Additionally, you can implement a skeleton layout for dynamically injected content. This enables you to display placeholders that inform readers that content is forthcoming, thus reducing the likelihood of layout shifts. By using this approach, I was able to significantly improve the Cumulative Layout Shift (CLS) from 0.344 to 0.033, which yielded impressive results. This experience surprised me and highlighted the importance of considering the use of skeleton layouts in the future.
Jest - test.each(table)(name, fn, timeout)
First, you set up cases array with input(s) and expected, and then used for of
loop to iterate through the cases array to check results. test.each(table)(name, fn, timeout)
is the same as it.each(table)(name, fn, timeout)
, so you can use either test
or it
. The table
will be the array of arrays with values you want to pass into the test function.

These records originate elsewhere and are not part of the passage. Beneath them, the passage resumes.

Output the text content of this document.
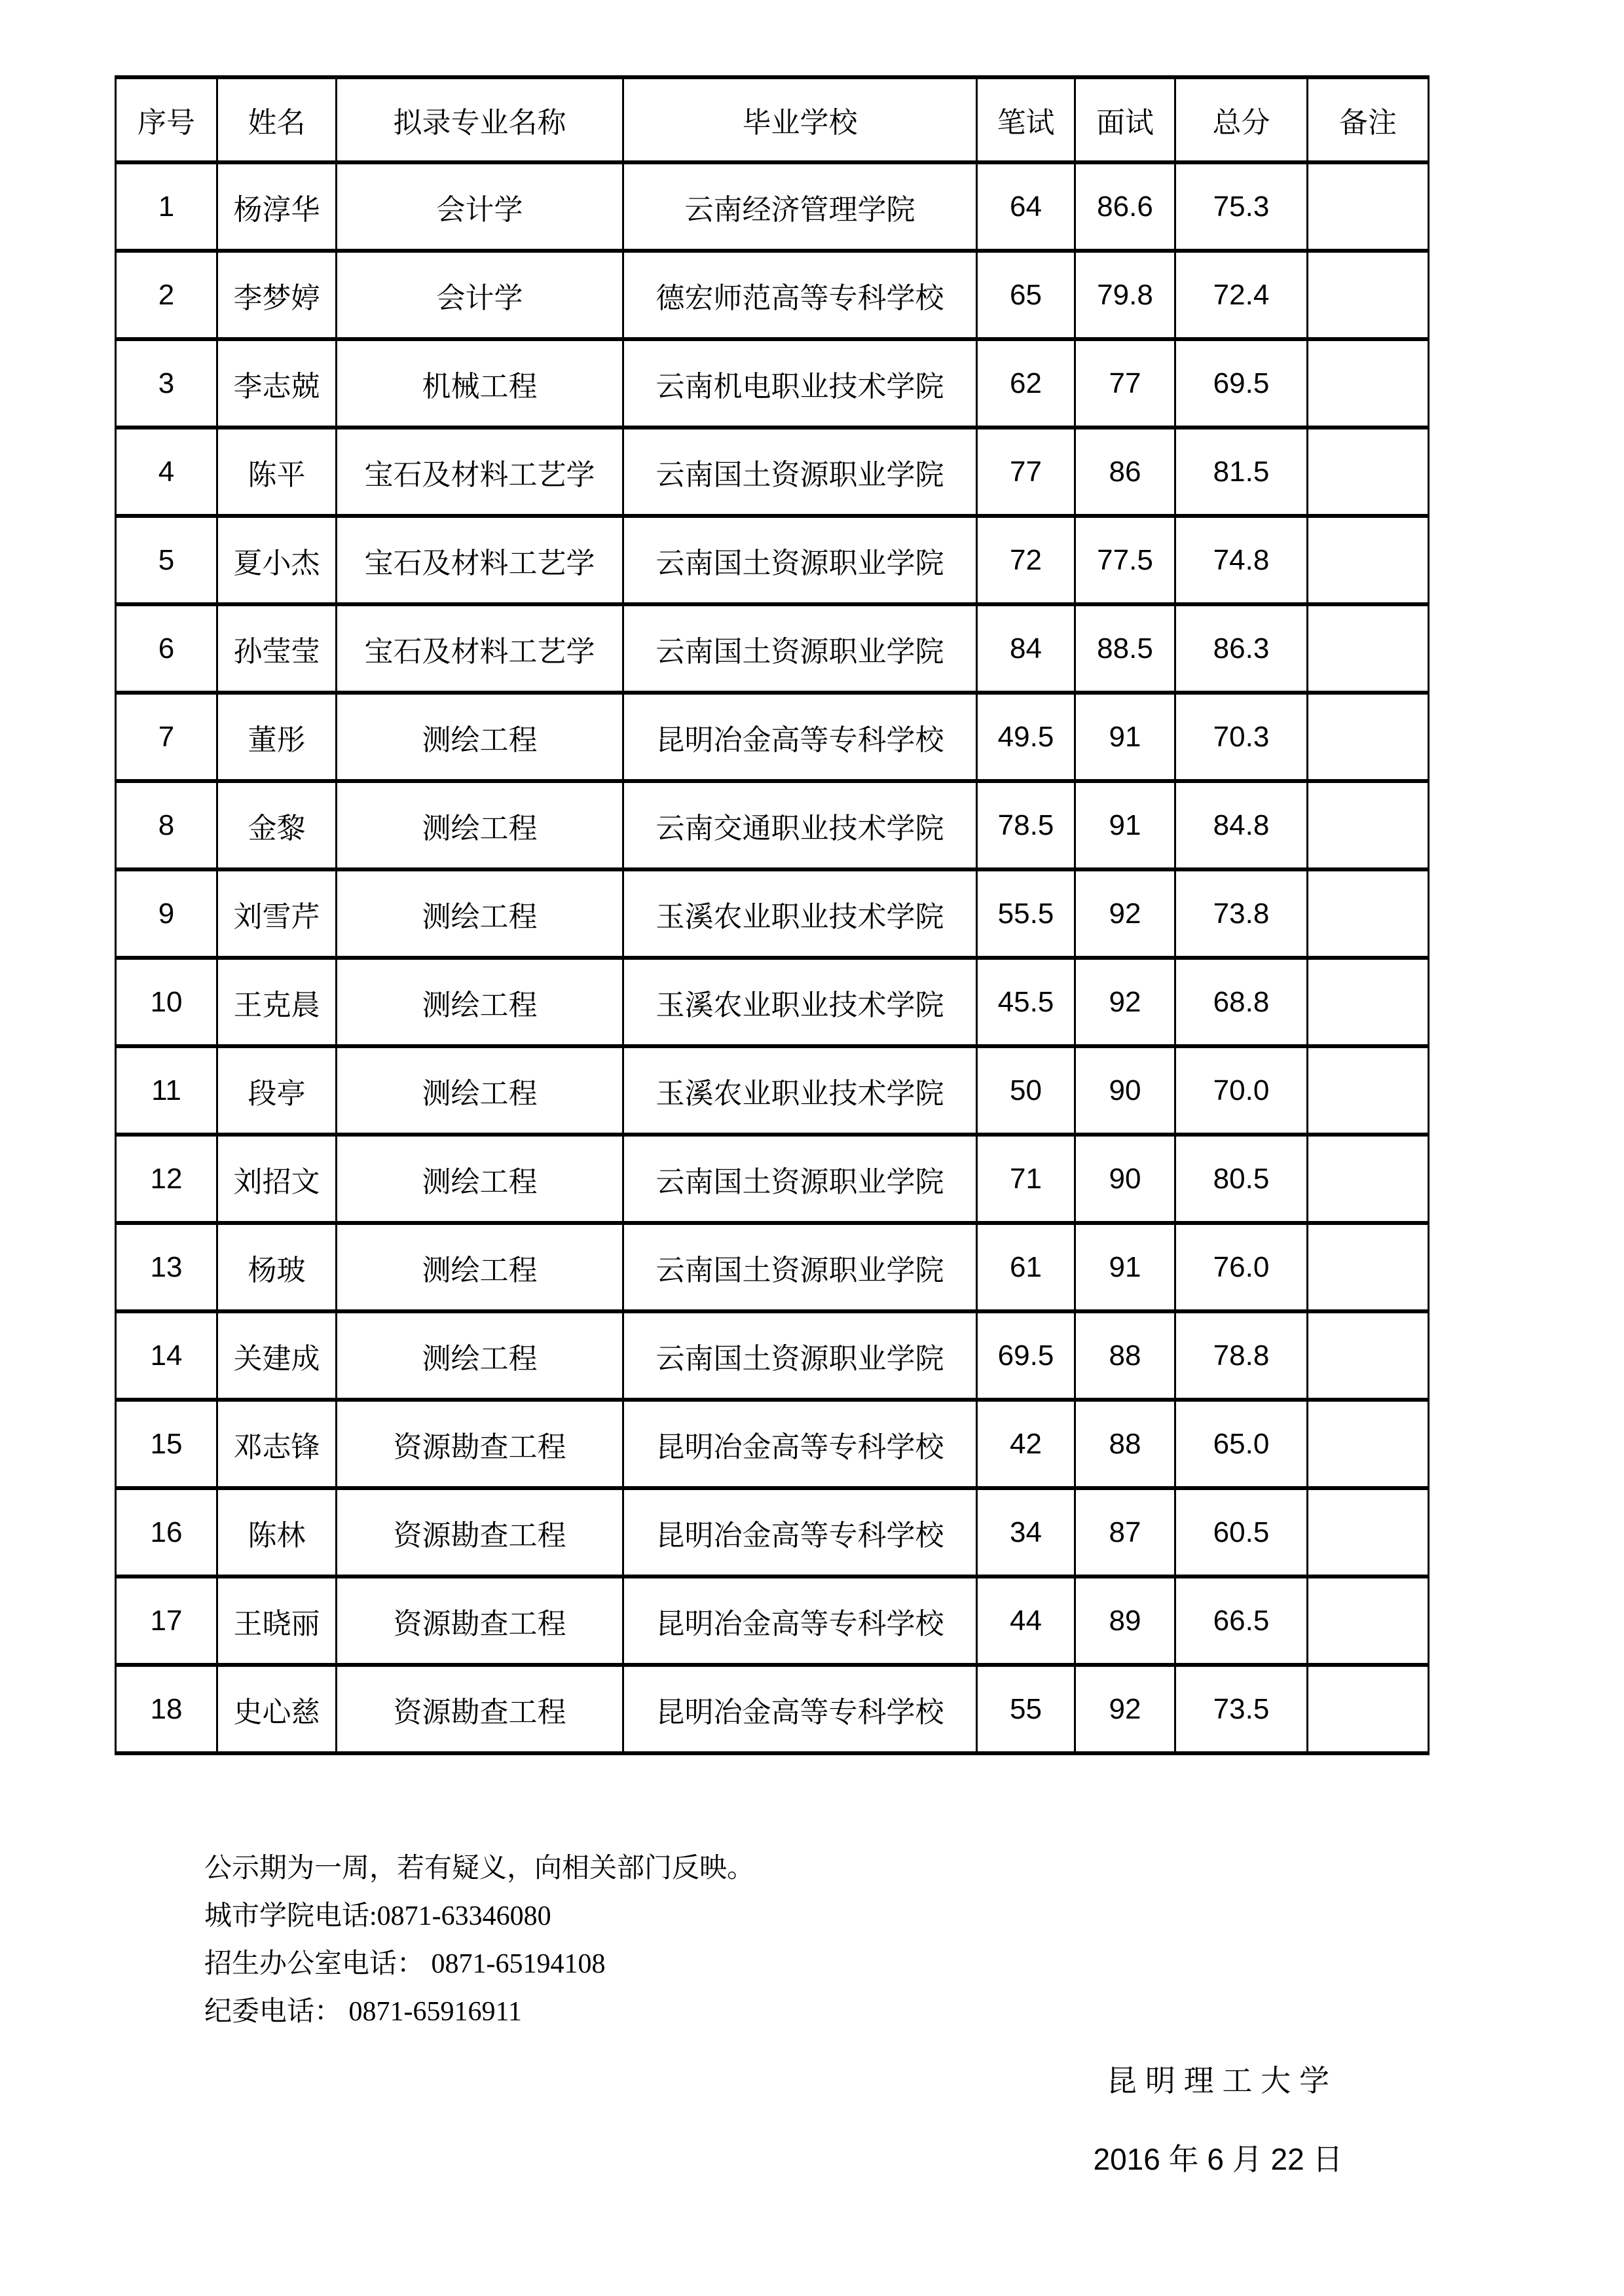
序号	姓名	拟录专业名称	毕业学校	笔试	面试	总分	备注
1	杨淳华	会计学	云南经济管理学院	64	86.6	75.3	
2	李梦婷	会计学	德宏师范高等专科学校	65	79.8	72.4	
3	李志兢	机械工程	云南机电职业技术学院	62	77	69.5	
4	陈平	宝石及材料工艺学	云南国土资源职业学院	77	86	81.5	
5	夏小杰	宝石及材料工艺学	云南国土资源职业学院	72	77.5	74.8	
6	孙莹莹	宝石及材料工艺学	云南国土资源职业学院	84	88.5	86.3	
7	董彤	测绘工程	昆明冶金高等专科学校	49.5	91	70.3	
8	金黎	测绘工程	云南交通职业技术学院	78.5	91	84.8	
9	刘雪芹	测绘工程	玉溪农业职业技术学院	55.5	92	73.8	
10	王克晨	测绘工程	玉溪农业职业技术学院	45.5	92	68.8	
11	段亭	测绘工程	玉溪农业职业技术学院	50	90	70.0	
12	刘招文	测绘工程	云南国土资源职业学院	71	90	80.5	
13	杨玻	测绘工程	云南国土资源职业学院	61	91	76.0	
14	关建成	测绘工程	云南国土资源职业学院	69.5	88	78.8	
15	邓志锋	资源勘查工程	昆明冶金高等专科学校	42	88	65.0	
16	陈林	资源勘查工程	昆明冶金高等专科学校	34	87	60.5	
17	王晓丽	资源勘查工程	昆明冶金高等专科学校	44	89	66.5	
18	史心慈	资源勘查工程	昆明冶金高等专科学校	55	92	73.5	
公示期为一周，若有疑义，向相关部门反映。
城市学院电话:0871-63346080
招生办公室电话： 0871-65194108
纪委电话： 0871-65916911
昆 明 理 工 大 学
2016 年 6 月 22 日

This is pretty amazing. It allows me to reduce the code by one line and it looks cleaner.
Before
describe("isograms", () => {
const cases: [string, boolean][] = [
["Dermatoglyphics", true],
["isogram", true],
["aba", false],
["moOse", false],
];
for (const [str, output] of cases) {
it(`should return ${output} when str = ${str}`, () => {
expect(isIsogram(str)).toBe(output);
});
}
});
After
describe("isograms", () => {
const cases: [string, boolean][] = [
["Dermatoglyphics", true],
["isogram", true],
["aba", false],
["moOse", false],
];
it.each(cases)("when str = '%s', should return '%s'", (str, output) => {
expect(isIsogram(str)).toBe(output);
});
});
See more in this section of the Jest docs.
Thank you!
Thank you for your time and for reading this!